My data loader load a large amount of Numpy arrays(about 150 GB) as input data from disk, each .npy array contains a [32571025] NumPy array.
The batch_size is 8, num_workers is 8(I can’t load a large batch, because it will raise a CUDA out of memory error). The training speed is same as when I use a batch_size of 4. So I check the NVIDIA-smi and found that GPU util is always at a low level. Is there any solution to speed up my training?
I think loading large .npy files slow slow down the process, because when I load a small size of Numpy array(eg.2*16384 size) things would be fine.
Is there any ways to load Numpy array like data faster?
Many thanks!

crissallan · August 23, 2019, 5:56am

Sorry, each .npy array contains a (3 ,257, 1025 )size NumPy array

alex.veuthey · August 23, 2019, 6:10am

Are you loading images? Both storing and loading of images in uncompressed form (all values for all pixels are encoded) are very inefficient…

You can preprocess your images and save them in .jpg or .png format, then load them using PIL.Image.open(filename).

Note that some other parts of the training can bottleneck the execution, but as you use raw numpy arrays, I would start there and see if training is still slow after the modifications.

crissallan · August 23, 2019, 8:18am

Many, thanks! My data are not images, they are spectrograms obtained from a audio signal, by implementing Fourier transforms on the audio signal

alex.veuthey · August 23, 2019, 8:34am

Interesting! I think you can still apply the approach of saving the spectrogram results as images in compressed files, then loading them using PIL. I don’t know how much accuracy you would lose by compressing that data, but it’s always a tradeoff…

That’s the approach taken in this blog post in the beginning. The second part of the post shows on-the-fly FFT generation during training, which might also be a valid approach, if you have the original files available?

I don’t know how fast the on-the-fly FFT generation is, but the compressed image method is guaranteed to be faster than loading raw numpy arrays.

crissallan · August 26, 2019, 5:22pm

Thank you very much! I tried your solution, it works perfectly! And I have another question: which could be faster for loading if I save an .wav file as a numpy array or just load the wav file directly?

alex.veuthey · August 27, 2019, 6:31am

Unfortunately I can’t tell you for sure… You would have to try both and see!

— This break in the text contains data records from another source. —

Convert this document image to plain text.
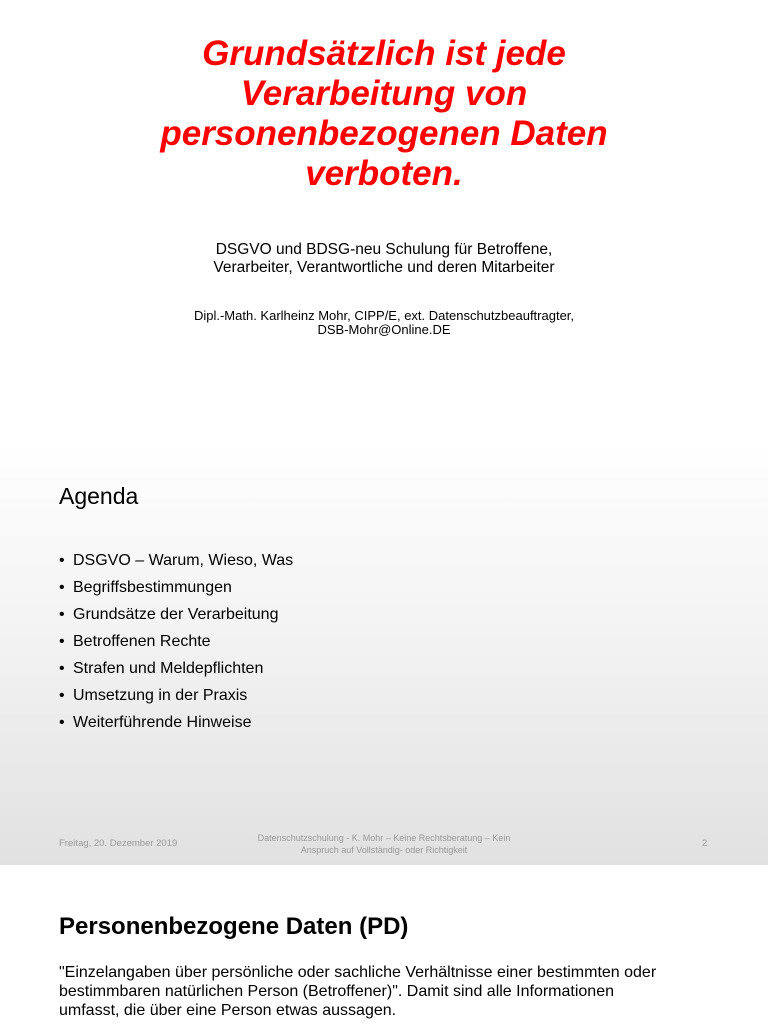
Grundsätzlich ist jede
Verarbeitung von
personenbezogenen Daten
verboten.
DSGVO und BDSG-neu Schulung für Betroffene,
Verarbeiter, Verantwortliche und deren Mitarbeiter
Dipl.-Math. Karlheinz Mohr, CIPP/E, ext. Datenschutzbeauftragter,
DSB-Mohr@Online.DE
Agenda
• DSGVO – Warum, Wieso, Was
• Begriffsbestimmungen
• Grundsätze der Verarbeitung
• Betroffenen Rechte
• Strafen und Meldepflichten
• Umsetzung in der Praxis
• Weiterführende Hinweise
Freitag, 20. Dezember 2019	Datenschutzschulung - K. Mohr – Keine Rechtsberatung – Kein
Anspruch auf Vollständig- oder Richtigkeit
2
Personenbezogene Daten (PD)
"Einzelangaben über persönliche oder sachliche Verhältnisse einer bestimmten oder
bestimmbaren natürlichen Person (Betroffener)". Damit sind alle Informationen
umfasst, die über eine Person etwas aussagen.
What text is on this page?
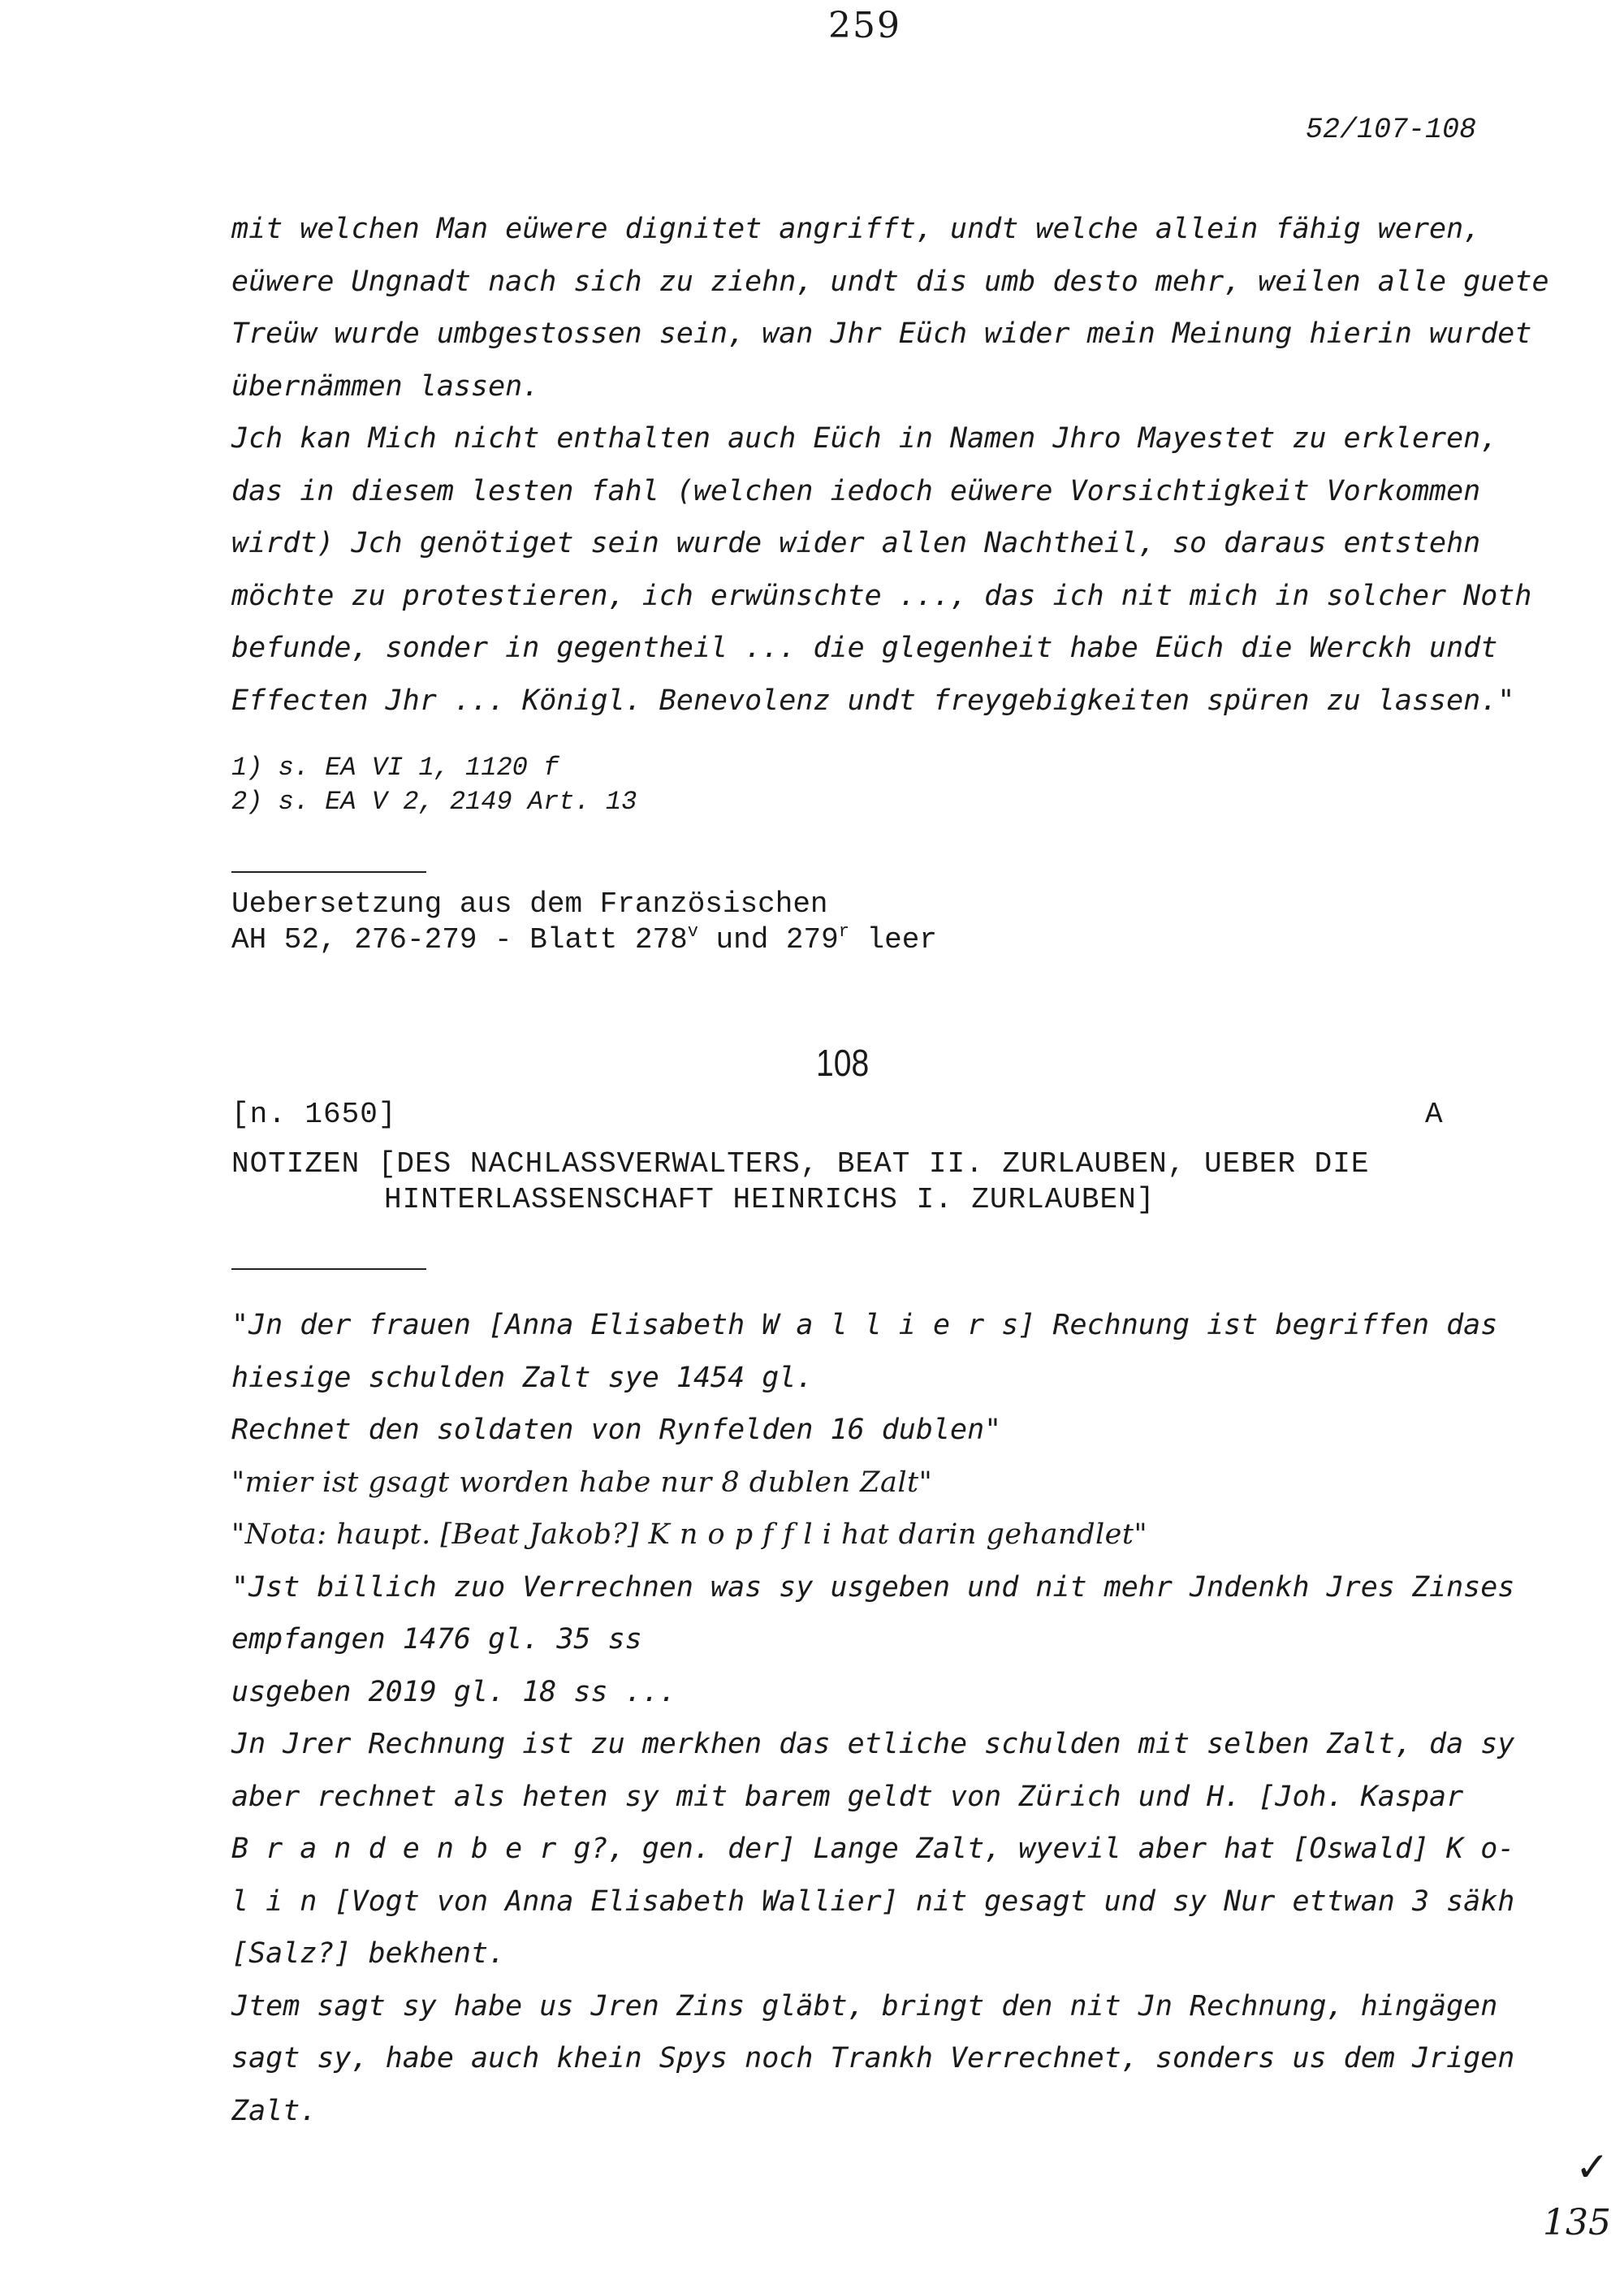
259
52/107-108
mit welchen Man eüwere dignitet angrifft, undt welche allein fähig weren,
eüwere Ungnadt nach sich zu ziehn, undt dis umb desto mehr, weilen alle guete
Treüw wurde umbgestossen sein, wan Jhr Eüch wider mein Meinung hierin wurdet
übernämmen lassen.
Jch kan Mich nicht enthalten auch Eüch in Namen Jhro Mayestet zu erkleren,
das in diesem lesten fahl (welchen iedoch eüwere Vorsichtigkeit Vorkommen
wirdt) Jch genötiget sein wurde wider allen Nachtheil, so daraus entstehn
möchte zu protestieren, ich erwünschte ..., das ich nit mich in solcher Noth
befunde, sonder in gegentheil ... die glegenheit habe Eüch die Werckh undt
Effecten Jhr ... Königl. Benevolenz undt freygebigkeiten spüren zu lassen."
1) s. EA VI 1, 1120 f
2) s. EA V 2, 2149 Art. 13
Uebersetzung aus dem Französischen
AH 52, 276-279 - Blatt 278$^v$ und 279$^r$ leer
108
[n. 1650]	A
NOTIZEN [DES NACHLASSVERWALTERS, BEAT II. ZURLAUBEN, UEBER DIE
HINTERLASSENSCHAFT HEINRICHS I. ZURLAUBEN]
"Jn der frauen [Anna Elisabeth W a l l i e r s] Rechnung ist begriffen das
hiesige schulden Zalt sye 1454 gl.
Rechnet den soldaten von Rynfelden 16 dublen"
"mier ist gsagt worden habe nur 8 dublen Zalt"
"Nota: haupt. [Beat Jakob?] K n o p f f l i hat darin gehandlet"
"Jst billich zuo Verrechnen was sy usgeben und nit mehr Jndenkh Jres Zinses
empfangen 1476 gl. 35 ss
usgeben 2019 gl. 18 ss ...
Jn Jrer Rechnung ist zu merkhen das etliche schulden mit selben Zalt, da sy
aber rechnet als heten sy mit barem geldt von Zürich und H. [Joh. Kaspar
B r a n d e n b e r g?, gen. der] Lange Zalt, wyevil aber hat [Oswald] K o-
l i n [Vogt von Anna Elisabeth Wallier] nit gesagt und sy Nur ettwan 3 säkh
[Salz?] bekhent.
Jtem sagt sy habe us Jren Zins gläbt, bringt den nit Jn Rechnung, hingägen
sagt sy, habe auch khein Spys noch Trankh Verrechnet, sonders us dem Jrigen
Zalt.
✓
135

Deeply · August 29, 2019, 11:45pm

I do not advice compressing the data, even via PIL, as there might be some issues even if you store the PIL in F format (float). However, if you insist on using this compression, ie saving then loading the data, you would need to make sure that the data you are saving equal the original ones; you can pick one image data, compress it, then load it and compare it to the original one and if you a get zero difference, you will be fine. However, you can try first to use original wave, then the find the spectrograms, test whatever modell you are using, if things work well, try the other compression way. Numpy arrays? I don’t think the GPU utilization problem you are having is due to loading Numpy arrays, for the GPU to work faster, you can try increasing the batch size, hopefully your GPU does not run out of memory; if you have a 12GB GPU you should be fine. Which one is faster? do some experiments to measure the execution time of whatever you want to use. Finally, you can consider using torch instead of Numpy.